The quote from Dietrich Bonhoeffer which Katrina sent us describes the difficulty of choosing this mindset, but also how it is ultimately a triumph.

The community of the saints is not an ‘ideal’ community, consisting of perfect sinless men and women, where there is no need of further repentance. No, it is a community which proves that it is worthy of the gospel of forgiveness by constantly and sincerely proclaiming God’s forgiveness.

 Bonhoeffer was gaoled then hanged for living his convictions. …Anger – murder? It’s a question of degree, says Jesus.

Shocking things can happen when we don’t see another person as human – when we objectify them and only consider them in terms of our feelings. And this is the theme Jesus pursues again in the second of his sayings we heard this morning.

27 ‘You have heard that it was said, “You shall not commit adultery.” 28 But I say to you that everyone who looks at a woman with lust has already committed adultery with her in his heart.

Jesus is telling his followers not to do what the English-speaking world in particular has just about legitimised now: ignoring someone’s humanity and only seeing them as a body that we desire, or that doesn’t interest us; an object. A majority Christian nation just elected a man who publicly judges women by their appearance – humiliating those he doesn’t find attractive. This is not about relationship or respect but ownership; domination. These have nothing to do with humanity – nothing to do with the love God has for all of us, and that God wants us to have for each other.

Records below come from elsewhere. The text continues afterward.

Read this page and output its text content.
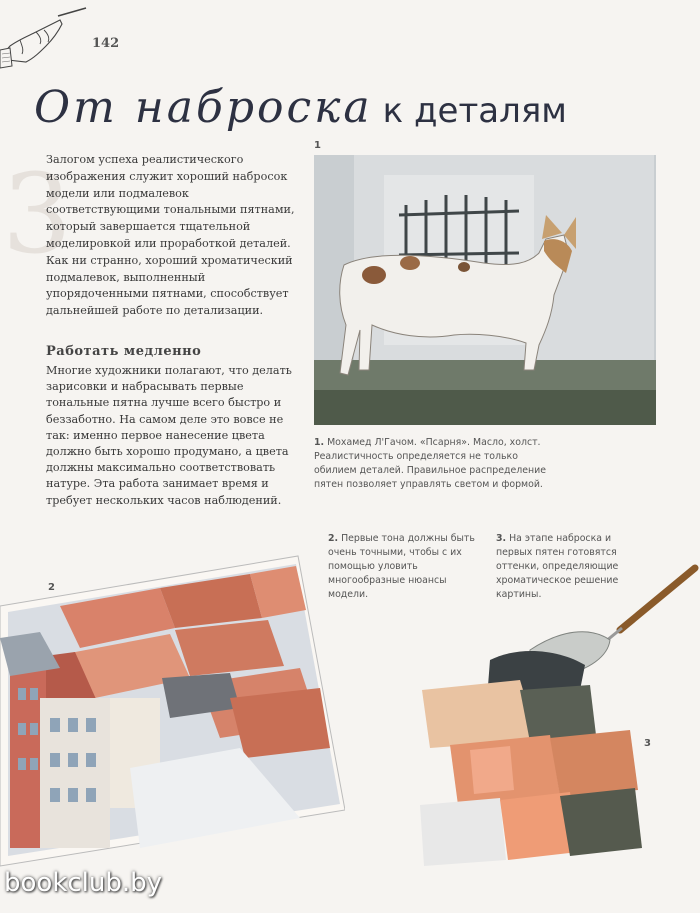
142
От наброска к деталям
3
Залогом успеха реалистического изображения служит хороший набросок модели или подмалевок соответствующими тональными пятнами, который завершается тщательной моделировкой или проработкой деталей. Как ни странно, хороший хроматический подмалевок, выполненный упорядоченными пятнами, способствует дальнейшей работе по детализации.
Работать медленно
Многие художники полагают, что делать зарисовки и набрасывать первые тональные пятна лучше всего быстро и беззаботно. На самом деле это вовсе не так: именно первое нанесение цвета должно быть хорошо продумано, а цвета должны максимально соответствовать натуре. Эта работа занимает время и требует нескольких часов наблюдений.
1
1. Мохамед Л'Гачом. «Псарня». Масло, холст. Реалистичность определяется не только обилием деталей. Правильное распределение пятен позволяет управлять светом и формой.
2. Первые тона должны быть очень точными, чтобы с их помощью уловить многообразные нюансы модели.
3. На этапе наброска и первых пятен готовятся оттенки, определяющие хроматическое решение картины.
2
3
bookclub.by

We live in a world which traffics millions of women and children as slaves in a sex trade. A Royal Commission is investigating how this evil has happened in the Church, and even in this very community. So are Jesus’ words about tearing out our wandering eyes and amputating our offending limbs overstatements? I doubt that a victim of domestic violence or rape or child abuse would think so.

The contemporary Jewish scholar of the NT, Prof A-J Levine writes this;

By collapsing the distinction between thought and action, [Jesus’] extension of the law against adultery to include lust suggests that no one should be regarded as a sex object. The burden here is placed on the man: women are not seen as responsible for enticing men into sexual misadventures.”

This has implications for the third saying Jesus gives us today – about divorce. In his time, and still in much of the world today, a woman can be handed a certificate of divorce by her husband for burning his toast. This isn’t just possible; it happens, and the right to do so gets fiercely defended. We know how John the Baptist was gaoled and killed for criticising Herod, who divorced his wife to marry his sister-in-law. Women were chattels; belongings. But Jesus’ word about divorce says women and men are equally precious in God’s eyes; there are spiritual implications to violating the humanity of women. Sadly, the Church only saw a prohibition of divorce here, and ostracised both divorced men and women. Wrong again. Jesus was talking about relationship; about respect; about change; about Love. Live what Jesus declared from the mountain-top and we show the world a community of real, humble Love.